Calgary-based Enbridge is a multi-faceted operation. It is best known for its huge pipeline business, which operates the world’s longest crude oil and liquids transportation system. Enbridge has almost 25,000 kilometres (more than 15,000 miles) of crude oil pipelines, delivering more than 2.2 million barrels of oil a day. It also has an extensive system of natural gas pipelines in Western Canada and Texas and is the largest gas gatherer and transporter in the Gulf of Mexico, transporting approximately 2.3 billion cubic feet a day.
The company is also Canada’s largest retail natural gas distributor, serving Ontario, Quebec, New Brunswick and New York State, with more than two million customers. Enbridge has about 11,000 employees in Canada and the U.S. and has been recognized as one of the Global 100 Most Sustainable Corporations in the world.
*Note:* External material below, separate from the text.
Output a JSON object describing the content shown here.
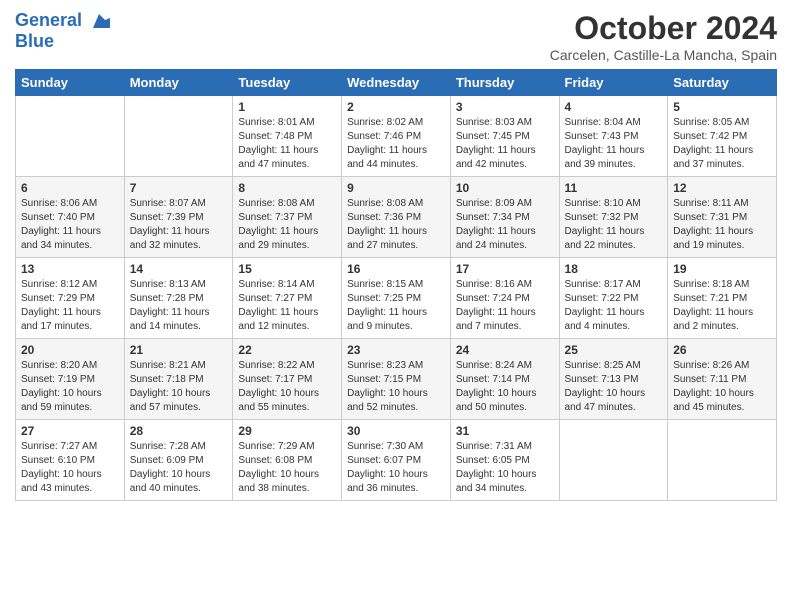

The company has a fine long-term record of delivering value to shareholders. Since it was first recommended in my Internet Wealth Builder newsletter in August 1999, the stock has increased in value by more than 550 per cent. The dividend has been raised every year for more than a decade, even during the bitter recession of 2008-09. One more key point: the risk is very low. The shares did drop during the crash but by much less than the broad market, and they recovered quickly. If you only own one stock, this is it.


BCE is Canada’s largest telecommunications company and the owner of Bell Canada, Bell Aliant and Bell Media. Bell Media in turn owns the CTV television network, 35 specialty channels, pay TV services like The Movie Channel and HBO Canada, and radio stations in 55 markets.
Ever since the bid to privatize BCE failed in December 2008, management has been aggressively working to rebuild investor confidence. As part of that process, the dividend has been increased 11 times in less than six years, the latest at the start of 2014. In total, those hikes add up to a 69 per cent increase in the payout, which has contributed to driving up the share price.
This is an ideal stock for income investors.
At the time of writing, the yield on the shares was 5.1 per cent, and the payments are eligible for the dividend tax credit if held outside a registered plan, which means they are taxed at a lower rate.
This is a large stable company that offers an excellent dividend and has long-term growth potential.

I personally own shares in each of these companies. Over the long term, you’ll make a lot more money from these stocks than any GIC will pay.